In their discussion of “Before the Devil Knows You’re Dead,” many commentators are focusing on the age of the director, Sidney Lumet, who turned 83 in June. Knowing how much sheer physical and mental effort goes into directing a movie, even a bad one, it is amazing that a man of Lumet’s age would have the stamina. The fact that it turned out to be a sinister and alarming crime thriller better than most of its genre brethren is even more astonishing.
But let us not dwell on the ridiculously large number of candles on Lumet’s birthday cake! “Before the Devil Knows You’re Dead” would be a fine movie for anyone to direct, consistently engaging and suspenseful, tragic in a grand, Greek way, and loaded with sharp performances. Lumet has often been interested in the law, whether in court proceedings (“12 Angry Men,” “The Verdict”) or in the actions of criminals (“Dog Day Afternoon”). It’s in the latter category that the new film falls, covering a robbery that goes poorly, and all of its terrible aftermath.

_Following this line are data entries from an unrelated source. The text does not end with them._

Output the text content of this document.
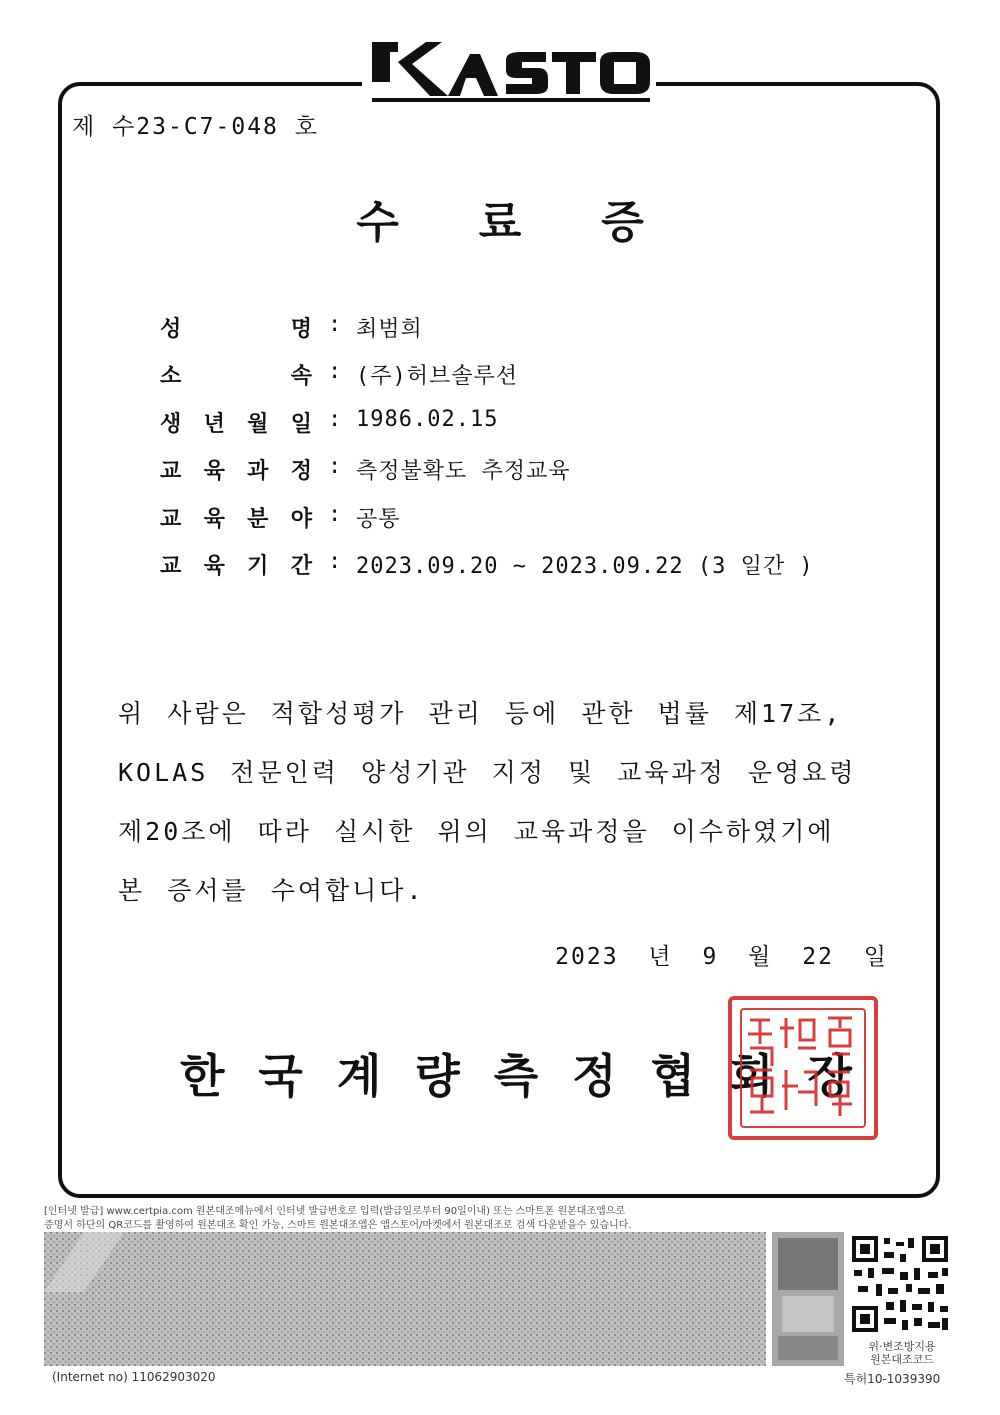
제 수23-C7-048 호
수료증
성	명 : 최범희
소	속 : (주)허브솔루션
생 년 월 일 : 1986.02.15
교 육 과 정 : 측정불확도 추정교육
교 육 분 야 : 공통
교 육 기 간 : 2023.09.20 ~ 2023.09.22 (3 일간 )
위 사람은 적합성평가 관리 등에 관한 법률 제17조,
KOLAS 전문인력 양성기관 지정 및 교육과정 운영요령
제20조에 따라 실시한 위의 교육과정을 이수하였기에
본 증서를 수여합니다.
2023 년 9 월 22 일
한국계량측정협회장
[인터넷 발급] www.certpia.com 원본대조메뉴에서 인터넷 발급번호로 입력(발급일로부터 90일이내) 또는 스마트폰 원본대조앱으로
증명서 하단의 QR코드를 촬영하여 원본대조 확인 가능, 스마트 원본대조앱은 앱스토어/마켓에서 원본대조로 검색 다운받을수 있습니다.
위·변조방지용
원본대조코드
(Internet no) 11062903020	특허10-1039390
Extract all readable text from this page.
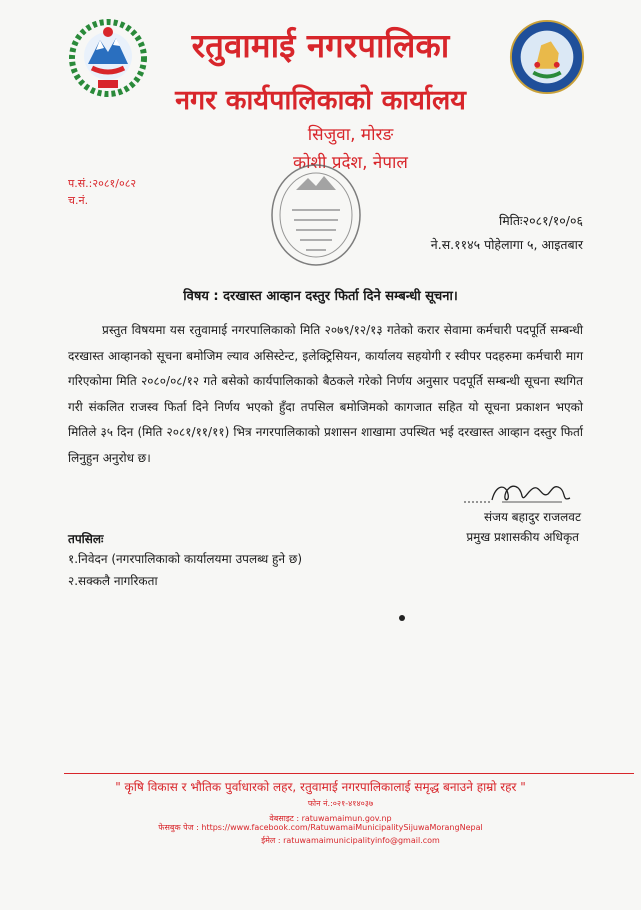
रतुवामाई नगरपालिका
नगर कार्यपालिकाको कार्यालय
सिजुवा, मोरङ
कोशी प्रदेश, नेपाल
प.सं.:२०८१/०८२
च.नं.
मितिः२०८१/१०/०६
ने.स.११४५ पोहेलागा ५, आइतबार
विषय : दरखास्त आव्हान दस्तुर फिर्ता दिने सम्बन्धी सूचना।
प्रस्तुत विषयमा यस रतुवामाई नगरपालिकाको मिति २०७९/१२/१३ गतेको करार सेवामा कर्मचारी पदपूर्ति सम्बन्धी दरखास्त आव्हानको सूचना बमोजिम ल्याव असिस्टेन्ट, इलेक्ट्रिसियन, कार्यालय सहयोगी र स्वीपर पदहरुमा कर्मचारी माग गरिएकोमा मिति २०८०/०८/१२ गते बसेको कार्यपालिकाको बैठकले गरेको निर्णय अनुसार पदपूर्ति सम्बन्धी सूचना स्थगित गरी संकलित राजस्व फिर्ता दिने निर्णय भएको हुँदा तपसिल बमोजिमको कागजात सहित यो सूचना प्रकाशन भएको मितिले ३५ दिन (मिति २०८१/११/११) भित्र नगरपालिकाको प्रशासन शाखामा उपस्थित भई दरखास्त आव्हान दस्तुर फिर्ता लिनुहुन अनुरोध छ।
संजय बहादुर राजलवट
प्रमुख प्रशासकीय अधिकृत
तपसिलः
१.निवेदन (नगरपालिकाको कार्यालयमा उपलब्ध हुने छ)
२.सक्कलै नागरिकता
" कृषि विकास र भौतिक पुर्वाधारको लहर, रतुवामाई नगरपालिकालाई समृद्ध बनाउने हाम्रो रहर "
फोन नं.:०२१-४१४०३७
वेबसाइट : ratuwamaimun.gov.np
फेसबुक पेज : https://www.facebook.com/RatuwamaiMunicipalitySijuwaMorangNepal
ईमेल : ratuwamaimunicipalityinfo@gmail.com
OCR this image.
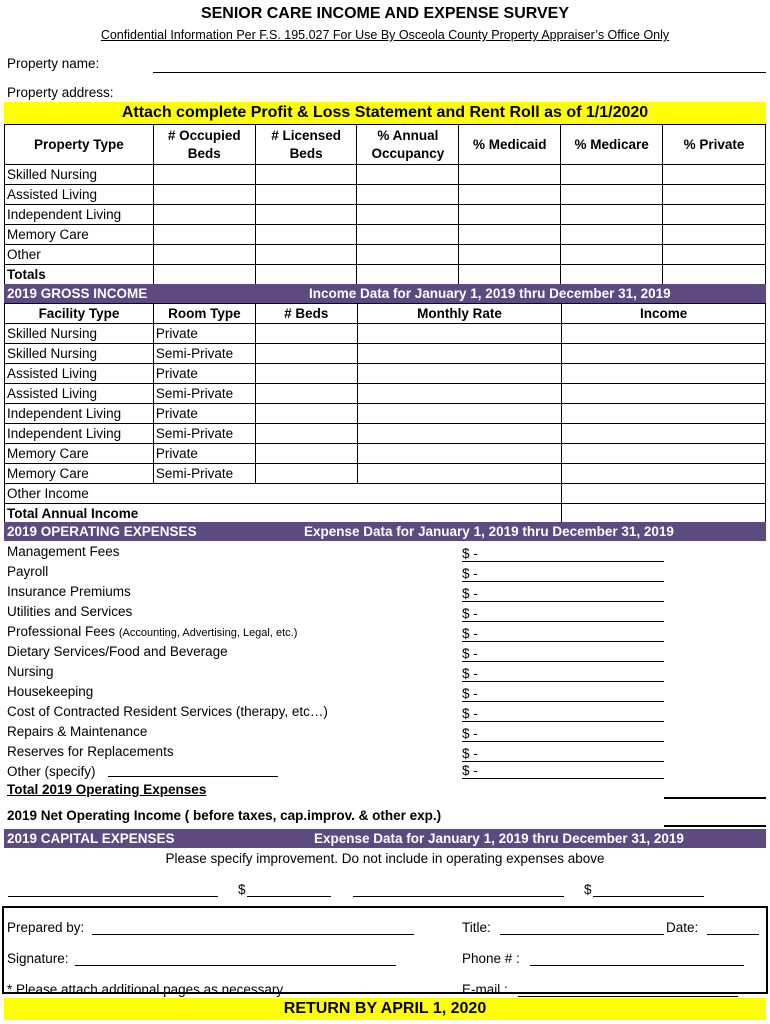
SENIOR CARE INCOME AND EXPENSE SURVEY
Confidential Information Per F.S. 195.027 For Use By Osceola County Property Appraiser’s Office Only
Property name:
Property address:
Attach complete Profit & Loss Statement and Rent Roll as of 1/1/2020
Property Type	# Occupied Beds	# Licensed Beds	% Annual Occupancy	% Medicaid	% Medicare	% Private
Skilled Nursing						
Assisted Living						
Independent Living						
Memory Care						
Other						
Totals						
2019 GROSS INCOME	Income Data for January 1, 2019 thru December 31, 2019
Facility Type	Room Type	# Beds	Monthly Rate	Income
Skilled Nursing	Private			
Skilled Nursing	Semi-Private			
Assisted Living	Private			
Assisted Living	Semi-Private			
Independent Living	Private			
Independent Living	Semi-Private			
Memory Care	Private			
Memory Care	Semi-Private			
Other Income				
Total Annual Income				
2019 OPERATING EXPENSES	Expense Data for January 1, 2019 thru December 31, 2019
Management Fees	$ -
Payroll	$ -
Insurance Premiums	$ -
Utilities and Services	$ -
Professional Fees (Accounting, Advertising, Legal, etc.)	$ -
Dietary Services/Food and Beverage	$ -
Nursing	$ -
Housekeeping	$ -
Cost of Contracted Resident Services (therapy, etc…)	$ -
Repairs & Maintenance	$ -
Reserves for Replacements	$ -
Other (specify)	$ -
Total 2019 Operating Expenses
2019 Net Operating Income ( before taxes, cap.improv. & other exp.)
2019 CAPITAL EXPENSES	Expense Data for January 1, 2019 thru December 31, 2019
Please specify improvement. Do not include in operating expenses above
$	$
Prepared by:	Title:	Date:
Signature:	Phone # :
* Please attach additional pages as necessary.	E-mail :
RETURN BY APRIL 1, 2020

The first thing we see is Philip Seymour Hoffman, in his misshapen, porcine glory, having sex with Marisa Tomei, whom Lumet somehow convinced to get naked for the film. The scene makes for a jarring sight, especially when it’s the first thing in the movie, and already I’m thinking what I usually think about Hoffman’s characters: One way or another, this guy is a lowlife.
Ah, and that he is. He plays Andy, an accountant with a drug problem, and he and his younger brother, Hank (Ethan Hawke), have conspired to rob a mom-and-pop jewelry store in order to solve their financial woes. The heist starts well but ends badly. There are casualties.
From there the movie starts to shift timelines and perspectives. First we go back three days to see Hank; then it’s Andy the day before that; then we’re in the present again with their parents, Charles (Albert Finney) and Nanette (Rosemary Harris). We learn that Tomei’s character, Gina, is Andy’s wife, but that he has lost interest in her, leading her to seek fulfillment elsewhere.
The lean, efficient screenplay, by first-timer Kelly Masterson, parcels out information carefully, keeping us wrapped up in the story. When a flashback shows Andy and Hank talking about the robbery, we get the impression they’re career criminals, like Frank and Jesse James. Not so. Further flashbacks establish their characters more solidly. Andy has completely lost whatever moral compass he once had, having completely sold his soul to drugs. Hank, meanwhile, has money problems mostly due to having an ex-wife (Amy Ryan) and a daughter to support. His desperation, unlike Andy’s, is not entirely his own fault.
Hank sees the consequences of things. Andy sees only his own needs and desires. “It’s too late to think,” Andy tells his nervous brother at a point when they are neck-deep in trouble. You get the feeling that even if he had thought beforehand, he still would have done it. Neither of them, we gather, has committed a crime before — but Andy sure has a natural affinity for it.
I don’t want to say too much about it, but you should know that the boys’ father, Charles, becomes obsessed with finding an unknown assailant, and that his obsession threatens to destroy him the same way Andy and Hank’s foolish behavior may be their undoing.
It’s not the kind of movie that lends itself to a happy ending, is it? Yet it is the kind of movie that probably rewards multiple viewings, if only to stand in awe of the spot-on performances. Hoffman can make even the most sniveling and despicable character somehow seem human and relatable, always three-dimensional. Hawke is at the top of his game, too, playing Hank as a scared, sweaty mess who deserves something better than the raw deal he’s getting. Finney, Tomei, Harris — everyone’s in rare form. Seeing it a second time would be like seeing a new production of “Macbeth.” You already know the plot, but you can be riveted by the performances.
Lumet guides the film without extraneous details or scenes, using the natural momentum of the story to propel it. He has a musical score by Carter Burwell (who’s done all of the Coen brothers’ films) that feels urgent and ominous, playing the characters off to their destruction. And it sure is fun to watch, in the way that all good crime thrillers are — fun, and heartbreaking, and even scary.
There’s the old adage about desperate times calling for desperate measures. This is a movie about those desperate measures, and how they usually lead to more desperate times.